Each suite contains 10 tasks, and each task is tested over 50 episodes.
Baselines
See the Below table.
Tables
| Models | Large-scale pre-train |
VLA Type | Spatial | Object | Goal | Long | Avg. | Avg. rank |
|---|---|---|---|---|---|---|---|---|
| Diffusion Policy [4], [11] | ✗ | N/A | 78.3 | 92.5 | 68.3 | 50.5 | 72.4 | 6.5 |
| π0-FAST (Paligemma) [2], [19] | ✗ | Custom | 87.0 | 63.0 | 89.0 | 48.0 | 71.8 | 6.0 |
| SmolVLA (0.24B) [19] | ✗ | Gen Head | 87.0 | 93.0 | 88.0 | 63.0 | 82.8 | 5.3 |
| SmolVLA (2.25B) [19] | ✗ | Gen Head | 93.0 | 94.0 | 91.0 | 77.0 | 88.8 | 4.0 |
| OpenVLA-OFT [10] | ✗ | Custom | 94.3 | 95.2 | 91.7 | 86.5 | 91.9 | 2.8 |
| π0.5 - KI [5] | ✗ | Gen Head | 96.6 | 97.2 | 94.6 | 85.8 | 93.3 | 2.3 |
| VLA-0 (Ours) | ✗ | Simple | 97.0 | 97.8 | 96.2 | 87.6 | 94.7 | 1.0 |
| Octo [21] | ✓ | Gen Head | 78.9 | 85.7 | 84.6 | 51.1 | 75.1 | 8.8 |
| OpenVLA [11] | ✓ | Dis. Tok. | 84.7 | 88.4 | 79.2 | 53.7 | 76.5 | 8.0 |
| π0-FAST [16] | ✓ | Custom | 90.0 | 86.0 | 95.0 | 73.0 | 86.0 | 6.5 |
| Molmo Act [12] | ✓ | Dis.

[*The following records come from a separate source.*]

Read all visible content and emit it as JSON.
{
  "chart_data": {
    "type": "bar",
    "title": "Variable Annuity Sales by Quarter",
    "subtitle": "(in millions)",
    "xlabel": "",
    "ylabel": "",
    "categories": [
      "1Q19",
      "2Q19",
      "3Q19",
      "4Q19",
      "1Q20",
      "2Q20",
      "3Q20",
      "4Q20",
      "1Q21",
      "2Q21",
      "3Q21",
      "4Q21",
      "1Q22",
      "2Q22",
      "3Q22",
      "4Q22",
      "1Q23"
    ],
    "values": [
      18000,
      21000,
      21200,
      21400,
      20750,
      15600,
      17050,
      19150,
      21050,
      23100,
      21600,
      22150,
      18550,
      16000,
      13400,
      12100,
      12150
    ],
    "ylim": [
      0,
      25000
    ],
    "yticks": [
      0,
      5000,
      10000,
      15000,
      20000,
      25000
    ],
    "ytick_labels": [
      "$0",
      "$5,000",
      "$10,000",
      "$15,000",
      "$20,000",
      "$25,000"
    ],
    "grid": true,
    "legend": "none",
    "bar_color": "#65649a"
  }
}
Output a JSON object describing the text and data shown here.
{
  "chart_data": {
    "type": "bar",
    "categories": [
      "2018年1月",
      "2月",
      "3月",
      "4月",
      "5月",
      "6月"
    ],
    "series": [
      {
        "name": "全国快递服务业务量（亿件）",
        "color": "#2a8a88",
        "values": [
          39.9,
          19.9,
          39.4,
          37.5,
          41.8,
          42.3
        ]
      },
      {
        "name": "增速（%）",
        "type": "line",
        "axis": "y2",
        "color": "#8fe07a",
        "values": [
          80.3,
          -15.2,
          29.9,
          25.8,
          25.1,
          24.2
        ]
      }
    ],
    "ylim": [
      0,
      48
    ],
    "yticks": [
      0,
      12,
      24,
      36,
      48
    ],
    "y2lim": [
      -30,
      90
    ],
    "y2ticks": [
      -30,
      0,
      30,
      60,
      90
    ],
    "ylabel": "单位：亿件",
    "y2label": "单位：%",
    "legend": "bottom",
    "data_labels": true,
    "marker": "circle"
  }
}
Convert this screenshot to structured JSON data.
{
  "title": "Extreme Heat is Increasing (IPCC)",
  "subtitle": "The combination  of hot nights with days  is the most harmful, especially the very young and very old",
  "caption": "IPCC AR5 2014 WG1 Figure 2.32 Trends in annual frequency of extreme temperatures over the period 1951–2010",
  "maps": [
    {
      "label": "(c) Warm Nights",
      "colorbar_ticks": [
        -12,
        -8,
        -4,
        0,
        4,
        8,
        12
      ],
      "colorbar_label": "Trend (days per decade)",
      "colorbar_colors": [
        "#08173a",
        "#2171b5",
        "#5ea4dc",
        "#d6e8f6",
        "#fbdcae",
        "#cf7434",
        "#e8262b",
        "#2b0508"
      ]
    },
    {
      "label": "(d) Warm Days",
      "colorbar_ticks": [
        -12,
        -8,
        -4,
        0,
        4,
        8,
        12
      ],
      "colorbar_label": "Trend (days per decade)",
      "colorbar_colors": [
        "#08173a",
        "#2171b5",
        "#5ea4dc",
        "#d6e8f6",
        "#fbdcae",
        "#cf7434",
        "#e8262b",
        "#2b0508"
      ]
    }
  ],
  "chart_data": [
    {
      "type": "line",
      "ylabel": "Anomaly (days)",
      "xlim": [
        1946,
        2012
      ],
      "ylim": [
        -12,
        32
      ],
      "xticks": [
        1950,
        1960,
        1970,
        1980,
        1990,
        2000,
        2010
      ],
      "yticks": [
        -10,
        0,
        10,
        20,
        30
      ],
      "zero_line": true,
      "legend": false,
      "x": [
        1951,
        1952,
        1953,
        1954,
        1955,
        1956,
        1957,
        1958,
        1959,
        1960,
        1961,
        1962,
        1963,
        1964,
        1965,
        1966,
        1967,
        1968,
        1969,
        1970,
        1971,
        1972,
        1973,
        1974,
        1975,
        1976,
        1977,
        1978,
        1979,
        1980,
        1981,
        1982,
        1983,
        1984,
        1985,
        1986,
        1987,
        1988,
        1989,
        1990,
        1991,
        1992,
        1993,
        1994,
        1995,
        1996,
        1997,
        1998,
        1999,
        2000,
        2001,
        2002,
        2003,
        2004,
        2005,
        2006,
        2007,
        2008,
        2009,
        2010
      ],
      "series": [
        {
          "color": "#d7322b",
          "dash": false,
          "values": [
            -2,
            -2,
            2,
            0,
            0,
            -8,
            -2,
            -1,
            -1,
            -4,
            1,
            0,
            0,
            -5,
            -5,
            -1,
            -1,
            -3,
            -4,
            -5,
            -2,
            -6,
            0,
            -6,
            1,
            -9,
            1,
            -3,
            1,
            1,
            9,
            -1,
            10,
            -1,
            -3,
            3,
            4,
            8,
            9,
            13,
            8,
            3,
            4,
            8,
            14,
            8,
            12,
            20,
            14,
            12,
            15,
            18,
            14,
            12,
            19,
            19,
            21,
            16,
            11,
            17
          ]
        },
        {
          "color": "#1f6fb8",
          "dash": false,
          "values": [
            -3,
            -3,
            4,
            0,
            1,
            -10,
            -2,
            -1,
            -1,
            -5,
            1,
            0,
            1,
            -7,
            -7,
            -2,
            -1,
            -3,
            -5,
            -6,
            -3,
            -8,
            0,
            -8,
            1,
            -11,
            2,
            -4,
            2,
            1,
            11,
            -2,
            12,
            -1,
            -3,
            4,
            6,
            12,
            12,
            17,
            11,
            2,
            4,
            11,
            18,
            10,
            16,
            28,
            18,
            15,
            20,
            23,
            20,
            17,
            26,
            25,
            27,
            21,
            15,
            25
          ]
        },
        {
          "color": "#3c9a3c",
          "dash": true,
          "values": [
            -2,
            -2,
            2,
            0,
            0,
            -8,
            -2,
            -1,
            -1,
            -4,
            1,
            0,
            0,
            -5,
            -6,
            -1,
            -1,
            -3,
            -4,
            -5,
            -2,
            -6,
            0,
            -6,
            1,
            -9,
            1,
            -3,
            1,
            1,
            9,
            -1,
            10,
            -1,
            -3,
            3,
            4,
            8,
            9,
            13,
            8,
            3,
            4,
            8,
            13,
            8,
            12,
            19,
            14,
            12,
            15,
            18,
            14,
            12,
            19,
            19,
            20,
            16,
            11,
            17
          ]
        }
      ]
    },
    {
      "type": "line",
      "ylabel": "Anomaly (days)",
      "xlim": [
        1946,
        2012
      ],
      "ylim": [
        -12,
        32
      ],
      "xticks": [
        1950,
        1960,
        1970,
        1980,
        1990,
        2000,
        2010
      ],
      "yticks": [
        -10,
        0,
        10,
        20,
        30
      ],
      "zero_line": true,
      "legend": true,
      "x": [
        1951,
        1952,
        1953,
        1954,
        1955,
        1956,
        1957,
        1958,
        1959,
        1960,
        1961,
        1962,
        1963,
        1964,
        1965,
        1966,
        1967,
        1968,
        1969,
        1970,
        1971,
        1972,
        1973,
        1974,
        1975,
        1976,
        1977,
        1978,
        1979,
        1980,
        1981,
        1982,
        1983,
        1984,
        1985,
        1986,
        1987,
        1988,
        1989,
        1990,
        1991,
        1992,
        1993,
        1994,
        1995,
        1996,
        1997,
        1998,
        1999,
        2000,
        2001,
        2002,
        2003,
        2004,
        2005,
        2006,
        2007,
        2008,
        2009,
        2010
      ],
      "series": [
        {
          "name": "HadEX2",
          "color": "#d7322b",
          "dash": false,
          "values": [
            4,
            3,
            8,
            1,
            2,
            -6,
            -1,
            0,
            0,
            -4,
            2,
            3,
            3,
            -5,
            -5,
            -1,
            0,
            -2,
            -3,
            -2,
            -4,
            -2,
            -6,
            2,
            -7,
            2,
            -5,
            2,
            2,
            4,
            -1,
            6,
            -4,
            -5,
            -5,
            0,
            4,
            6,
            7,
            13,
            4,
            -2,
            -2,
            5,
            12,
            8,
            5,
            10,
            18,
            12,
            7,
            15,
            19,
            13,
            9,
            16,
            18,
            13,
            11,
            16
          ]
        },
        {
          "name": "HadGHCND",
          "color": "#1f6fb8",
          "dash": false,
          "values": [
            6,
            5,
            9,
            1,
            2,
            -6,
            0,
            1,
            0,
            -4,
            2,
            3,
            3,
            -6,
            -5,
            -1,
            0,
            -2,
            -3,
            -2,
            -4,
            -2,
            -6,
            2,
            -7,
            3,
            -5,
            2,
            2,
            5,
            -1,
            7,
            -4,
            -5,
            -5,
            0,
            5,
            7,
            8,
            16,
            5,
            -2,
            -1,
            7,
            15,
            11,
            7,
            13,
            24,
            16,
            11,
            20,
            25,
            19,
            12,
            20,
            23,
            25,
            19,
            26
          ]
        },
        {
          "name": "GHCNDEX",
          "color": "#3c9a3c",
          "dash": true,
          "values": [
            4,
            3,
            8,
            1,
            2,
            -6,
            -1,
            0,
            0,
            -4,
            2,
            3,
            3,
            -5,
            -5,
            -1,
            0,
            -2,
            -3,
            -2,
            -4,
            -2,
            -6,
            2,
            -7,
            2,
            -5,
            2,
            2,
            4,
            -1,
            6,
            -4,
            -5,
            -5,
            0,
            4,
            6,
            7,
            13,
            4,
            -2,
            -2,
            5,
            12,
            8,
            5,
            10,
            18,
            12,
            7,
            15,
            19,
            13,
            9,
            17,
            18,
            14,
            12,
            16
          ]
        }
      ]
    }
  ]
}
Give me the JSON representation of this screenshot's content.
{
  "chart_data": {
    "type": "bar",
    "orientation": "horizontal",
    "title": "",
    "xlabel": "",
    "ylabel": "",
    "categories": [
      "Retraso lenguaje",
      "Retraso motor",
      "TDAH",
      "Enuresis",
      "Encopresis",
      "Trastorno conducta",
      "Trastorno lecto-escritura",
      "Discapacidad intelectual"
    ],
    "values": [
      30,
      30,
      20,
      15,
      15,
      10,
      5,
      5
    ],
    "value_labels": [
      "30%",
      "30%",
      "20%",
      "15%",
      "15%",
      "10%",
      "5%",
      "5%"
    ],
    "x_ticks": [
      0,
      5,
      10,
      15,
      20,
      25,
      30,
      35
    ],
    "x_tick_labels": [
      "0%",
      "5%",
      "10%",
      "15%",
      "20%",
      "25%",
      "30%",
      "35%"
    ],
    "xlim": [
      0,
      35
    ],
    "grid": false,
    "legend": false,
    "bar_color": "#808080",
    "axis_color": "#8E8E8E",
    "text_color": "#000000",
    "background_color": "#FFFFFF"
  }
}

Tok. | 87.0 | 95.4 | 87.6 | 77.2 | 86.8 | 6.5 |
| GR00T-N1 [1] | ✓ | Gen Head | 94.4 | 97.6 | 93.0 | 90.6 | 93.9 | 4.5 |
| π0 [2] | ✓ | Gen Head | 96.8 | 98.8 | 95.8 | 85.2 | 94.2 | 3.3 |
| π0.5 - KI [5] | ✓ | Gen Head | 98.0 | 97.8 | 95.6 | 85.8 | 94.3 | 3.0 |
| OpenVLA-OFT [10] | ✓ | Custom | 97.6 | 98.4 | 97.9 | 94.5 | 97.1 | 1.5 |
| VLA-0 (Ours) | ✗ | Simple | 97.0 | 97.8 | 96.2 | 87.6 | 94.7 | 2.8 |
Results
At simulation (LIBERO),
- No large-scale pre-train : outperforming the second best method by 1.4 points on average.
- With large-scale pre-train : Overall, it gets the second best average rank 2.8, trailing only OpenVLA-OFT [10] (average rank 1.5), a custom VLA model.
At real-world,
- We compare with SmolVLA [19], a strong baseline that was specifically trained on the large-scale SO-100 dataset and has been shown to outperform popular methods like π0 [2] and ACT [23] on this platform.
Ablation studies
| Row ID | Ensemble Act. | Masked Act. Aug. | Tiled Img. | Act. Res. | Avg. Succ. | Δ perf. |
|---|---|---|---|---|---|---|
| 0 | ✓ | ✓ | ✓ | 1000 | 94.7 | 0.0 |
| 1 | ✗ | ✓ | ✓ | 1000 | 92.0 | -2.0 |
| 2 | ✓ | ✗ | ✓ | 1000 | 93.5 | -1.2 |
| 3 | ✓ | ✓ | ✓ | 4000 | 94.2 | -0.5 |
| 4 | ✓ | ✓ | ✓ | 250 | 93.2 | -1.5 |
| 5 | ✓ | ✓ | ✗ | 1000 | 94.5 | -0.2 |
5. Conculsion
The key strength of the research is zero-modification of VLM.
Without adding extra action tokens or encoder, adopting carefully designed training and inference recipe can achieve SOTA when compared with samely not Largely pre-trained VLAs.
Learned
Action Vectors
- (dx,dy,dz)
- (droll, dpitch, dyaw)
- (gripper)
Does VLA-0 has general task model?
YES?
Personal Thoughts
결국 모든 VLA들은 현재 VLM의 이미지 기반 상황인식과 + text input을 동시에 받을 수 있는 지점을 이용한다.
VLM을 굳이 채택하는 이유는 결국 로봇의 상황판단은 물리세계에 대한 이해를 의미하고, 그 지점에서대규모 인터넷 자료를 학습한 pre-trained VLM의 이점을 사용하는 것이다.